The possibility of living in the spirit, to be freed from the encumbrances of sin-affected flesh, is kerygmatically captured in the announcement, "The Kingdom of God is at hand." The Kingdom represents God's love intention for humanity - namely, that we can live in loving union and communion with Him and with others. Living according to the principals of the Kingdom means that I do not live to serve the needs of my own ego, but seek to make myself available for the community of mankind who are of my flesh and blood. The ministry of Jesus was not only to proclaim the future coming of the Kingdom but to inaugurate that Kingdom in the present age by means of the miracles he performed in the course of his public ministry. In the miracles of Jesus, we see the power of the spirit liberating others and freeing them from the obstacles that would prevent them from achieving their fullest human potential. The gospels record the many instances where Jesus brought about this liberation in the lives of the people he touched: the blind see, the lame walk, lepers are cleansed, the deaf hear, the mute speak, and the dead are raised to life. Because of our own dualistic thinking, dividing the person into body and soul, placing a higher value upon the soul, we might tend to see these miracles that affect the body as less important than the spiritual message which brings life to the soul. But clearly, such a dualism did not exist in Jesus' mind. Body and soul are one reality. Encumbrances that affect the body affect he soul and vice versa. For this reason, Jesus cures the paralytic and forgives his sin. He brings about the cure of the man by the pool of Bethesda who had been sitting there for thirty-eight years and then enjoins him to avoid sin lest something worse befall him. Even the more common physical handicaps are ascribed to a kind of demonic possession (a person who has a mute spirit). The process of liberation, in short, is a liberation of the whole person -- body, mind and spirit.
The ultimate liberation, the ultimate sign of the presence of the Kingdom is the resurrection of Jesus. Death has been conquered and the human potential for a new kind of existence is revealed to us. Again, when we look at the resurrected body of Jesus as the pattern of our own bodily resurrection, we may tend to focus on some of the more paranormal qualities of the resurrected body. Jesus is able to walk through locked doors, he is able to appear to the disciples at Emmaus and immediately disappear, he obviously will not get sick or die again. As we focus on some of these more superficial characteristics, we might fantasize what our own resurrected bodies will be like - not subject to limitation, not subject to illness, able to consume all the foods forbidden in fat-restricted diets on this side of the vale of tears, etc. However, the glorified body of Jesus does not merely point to a kind of "super body" (able to leap tall buildings in a single bound). Rather, the glorified body of Jesus points to the ultimate reality for which our bodies were made - namely, relationship. And so the risen Jesus says that he is with us always, even until the end of time. The glorified body of Christ is made available to us sacramentally; baptized into his body, we are nourished by that body in the Eucharist. It is the desire of Jesus, indeed the desire of the Father through Jesus, that in his body we may all be one. In the final priestly prayer of Jesus in John 17, our Lord prays, "I pray not only for them, but also for those who will believe in me through their word, so that they may all be one, as you, Father, are in me and I in you, that they also may be in us, that the world may believe that you sent me. And I have given them the glory you gave me, so that they may be one, as we are one, I in them and you in me, that they may be brought to perfection as one, that the world may know that you sent me, and that you loved them even as you loved me." (John 17: 20-23)
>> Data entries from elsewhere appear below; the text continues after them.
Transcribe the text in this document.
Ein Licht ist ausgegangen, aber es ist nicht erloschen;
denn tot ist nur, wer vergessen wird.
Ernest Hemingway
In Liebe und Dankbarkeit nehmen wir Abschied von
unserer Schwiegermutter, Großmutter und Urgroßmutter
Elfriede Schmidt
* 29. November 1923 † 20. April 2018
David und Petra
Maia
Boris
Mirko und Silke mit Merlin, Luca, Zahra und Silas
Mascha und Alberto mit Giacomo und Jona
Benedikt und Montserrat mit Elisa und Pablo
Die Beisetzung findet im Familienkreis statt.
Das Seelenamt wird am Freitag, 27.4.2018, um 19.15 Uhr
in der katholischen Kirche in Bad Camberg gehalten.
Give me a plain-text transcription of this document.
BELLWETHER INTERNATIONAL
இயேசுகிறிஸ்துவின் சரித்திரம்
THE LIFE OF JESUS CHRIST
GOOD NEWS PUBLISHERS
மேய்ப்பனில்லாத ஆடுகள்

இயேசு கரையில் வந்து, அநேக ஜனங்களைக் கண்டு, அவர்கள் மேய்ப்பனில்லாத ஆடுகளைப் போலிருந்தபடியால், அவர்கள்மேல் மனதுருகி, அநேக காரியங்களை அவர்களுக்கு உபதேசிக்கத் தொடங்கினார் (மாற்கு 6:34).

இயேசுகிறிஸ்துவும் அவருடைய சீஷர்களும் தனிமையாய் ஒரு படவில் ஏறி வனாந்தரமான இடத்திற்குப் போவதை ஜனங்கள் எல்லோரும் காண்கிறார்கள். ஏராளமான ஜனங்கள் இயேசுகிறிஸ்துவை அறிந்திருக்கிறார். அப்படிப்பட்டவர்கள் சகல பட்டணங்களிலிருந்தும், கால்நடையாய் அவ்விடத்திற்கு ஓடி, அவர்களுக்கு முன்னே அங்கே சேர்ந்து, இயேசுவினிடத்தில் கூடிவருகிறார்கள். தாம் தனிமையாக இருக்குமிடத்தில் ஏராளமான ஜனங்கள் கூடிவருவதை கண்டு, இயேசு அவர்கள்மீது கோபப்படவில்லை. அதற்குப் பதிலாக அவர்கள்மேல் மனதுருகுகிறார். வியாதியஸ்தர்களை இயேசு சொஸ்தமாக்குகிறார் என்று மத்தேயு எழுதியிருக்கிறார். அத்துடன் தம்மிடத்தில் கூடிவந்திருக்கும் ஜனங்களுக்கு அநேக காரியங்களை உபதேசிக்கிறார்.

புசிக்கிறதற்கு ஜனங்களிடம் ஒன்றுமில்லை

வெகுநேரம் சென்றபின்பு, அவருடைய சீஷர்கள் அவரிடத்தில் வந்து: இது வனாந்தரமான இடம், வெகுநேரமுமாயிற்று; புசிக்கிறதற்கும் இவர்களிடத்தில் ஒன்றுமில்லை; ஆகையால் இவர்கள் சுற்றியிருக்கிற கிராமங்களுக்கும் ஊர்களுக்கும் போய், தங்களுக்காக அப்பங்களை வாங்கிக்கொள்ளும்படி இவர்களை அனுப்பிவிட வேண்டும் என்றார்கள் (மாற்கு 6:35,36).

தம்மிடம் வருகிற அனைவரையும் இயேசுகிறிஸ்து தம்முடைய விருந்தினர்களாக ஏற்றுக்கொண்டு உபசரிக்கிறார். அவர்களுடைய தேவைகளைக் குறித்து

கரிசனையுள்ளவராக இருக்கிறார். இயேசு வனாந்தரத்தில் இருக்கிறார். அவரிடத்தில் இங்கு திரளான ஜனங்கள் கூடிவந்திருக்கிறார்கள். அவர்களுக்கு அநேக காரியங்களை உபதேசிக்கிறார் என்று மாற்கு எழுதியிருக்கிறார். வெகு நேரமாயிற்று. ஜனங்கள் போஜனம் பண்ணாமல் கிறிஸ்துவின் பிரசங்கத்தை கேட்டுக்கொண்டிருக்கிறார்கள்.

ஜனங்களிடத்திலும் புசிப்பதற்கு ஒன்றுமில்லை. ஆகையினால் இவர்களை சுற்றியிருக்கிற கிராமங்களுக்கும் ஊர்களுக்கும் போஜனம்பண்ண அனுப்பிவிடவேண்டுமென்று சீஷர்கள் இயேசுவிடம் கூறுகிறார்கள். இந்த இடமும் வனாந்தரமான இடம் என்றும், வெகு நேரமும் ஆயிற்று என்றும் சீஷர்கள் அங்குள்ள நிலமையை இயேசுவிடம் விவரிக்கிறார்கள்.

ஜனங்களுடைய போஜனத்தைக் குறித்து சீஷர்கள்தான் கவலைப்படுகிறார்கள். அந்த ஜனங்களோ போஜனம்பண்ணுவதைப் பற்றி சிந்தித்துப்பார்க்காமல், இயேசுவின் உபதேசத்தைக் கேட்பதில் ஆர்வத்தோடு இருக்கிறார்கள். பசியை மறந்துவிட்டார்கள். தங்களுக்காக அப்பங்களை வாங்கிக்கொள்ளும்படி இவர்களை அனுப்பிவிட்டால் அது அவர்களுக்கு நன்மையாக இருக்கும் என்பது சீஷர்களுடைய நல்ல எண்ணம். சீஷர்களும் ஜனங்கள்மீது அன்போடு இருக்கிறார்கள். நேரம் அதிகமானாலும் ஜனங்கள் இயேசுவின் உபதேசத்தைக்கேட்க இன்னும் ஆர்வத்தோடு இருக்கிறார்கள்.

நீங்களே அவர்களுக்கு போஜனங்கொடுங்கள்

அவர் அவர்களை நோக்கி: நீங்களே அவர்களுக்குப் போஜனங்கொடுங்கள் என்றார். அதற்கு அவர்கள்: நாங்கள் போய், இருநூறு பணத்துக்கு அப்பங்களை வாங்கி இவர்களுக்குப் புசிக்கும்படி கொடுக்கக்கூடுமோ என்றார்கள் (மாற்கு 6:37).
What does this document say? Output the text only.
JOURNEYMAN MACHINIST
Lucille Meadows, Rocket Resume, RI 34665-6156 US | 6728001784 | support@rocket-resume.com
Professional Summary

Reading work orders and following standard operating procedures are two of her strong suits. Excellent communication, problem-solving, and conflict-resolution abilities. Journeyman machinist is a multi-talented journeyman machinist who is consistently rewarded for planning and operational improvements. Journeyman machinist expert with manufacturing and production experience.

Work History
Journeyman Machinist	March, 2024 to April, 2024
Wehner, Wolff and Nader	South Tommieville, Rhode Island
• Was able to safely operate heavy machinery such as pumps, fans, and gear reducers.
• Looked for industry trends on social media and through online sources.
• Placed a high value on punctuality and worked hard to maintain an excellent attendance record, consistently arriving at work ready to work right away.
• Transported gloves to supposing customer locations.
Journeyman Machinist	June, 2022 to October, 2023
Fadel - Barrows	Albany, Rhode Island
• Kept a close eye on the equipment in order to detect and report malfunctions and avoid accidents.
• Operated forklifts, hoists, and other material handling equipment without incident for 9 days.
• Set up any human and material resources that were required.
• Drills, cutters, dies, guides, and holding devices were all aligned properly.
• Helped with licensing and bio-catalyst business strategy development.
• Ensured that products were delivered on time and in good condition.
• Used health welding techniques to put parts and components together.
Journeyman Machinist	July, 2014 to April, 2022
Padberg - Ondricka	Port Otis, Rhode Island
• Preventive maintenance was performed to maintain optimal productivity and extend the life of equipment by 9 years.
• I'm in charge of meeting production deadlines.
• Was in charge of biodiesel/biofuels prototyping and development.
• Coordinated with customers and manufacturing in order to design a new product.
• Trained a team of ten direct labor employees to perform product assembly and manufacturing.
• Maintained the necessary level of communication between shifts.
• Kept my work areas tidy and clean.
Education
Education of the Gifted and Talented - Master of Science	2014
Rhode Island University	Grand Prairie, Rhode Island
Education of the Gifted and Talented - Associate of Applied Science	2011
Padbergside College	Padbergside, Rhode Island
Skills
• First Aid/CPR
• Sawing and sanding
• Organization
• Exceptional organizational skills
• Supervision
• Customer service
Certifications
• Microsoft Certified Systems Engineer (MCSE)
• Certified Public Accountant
The Kingdom of God is at hand, infallibly ratified and made real for us in the event of Christ's resurrection, and to be finally consummated in the end time, at the end of all time, in the resurrection of our own body. Our bodily resurrection, therefore, is the final consummation of a process that has already begun when we have made a decision to become incorporated into the Body of Christ. Our salvation, our liberation, the glorification of our bodily existence, is a process that begins with baptism. St. Paul obviously has this vision of baptism in mind when he writes the beginning of chapter 6 to the Romans. In baptism (and here Paul has in mind the baptism of adult converts), there is the conscious decision to die to selfishness and sin. We put to death our fleshly (sarx) existence. We have died with Christ. We are now rising to a new, more spiritual reality. Hear again these words from Paul's letter to the Romans: "Are you unaware that we who were baptized into Christ Jesus were baptized into his death? We were indeed buried with him through baptism into death, so that, just as Christ was raised from the dead by the glory of the Father, we too might live in newness of life. For if we have grown into union with him through a death like his, we shall also be united with him in the resurrection. We know that our old self was crucified with him, so that our sinful body might be done away with, that we might no longer be in slavery to sin. If, then, we have died with Christ, we believe that we shall also live with him." (Romans 6:2-8)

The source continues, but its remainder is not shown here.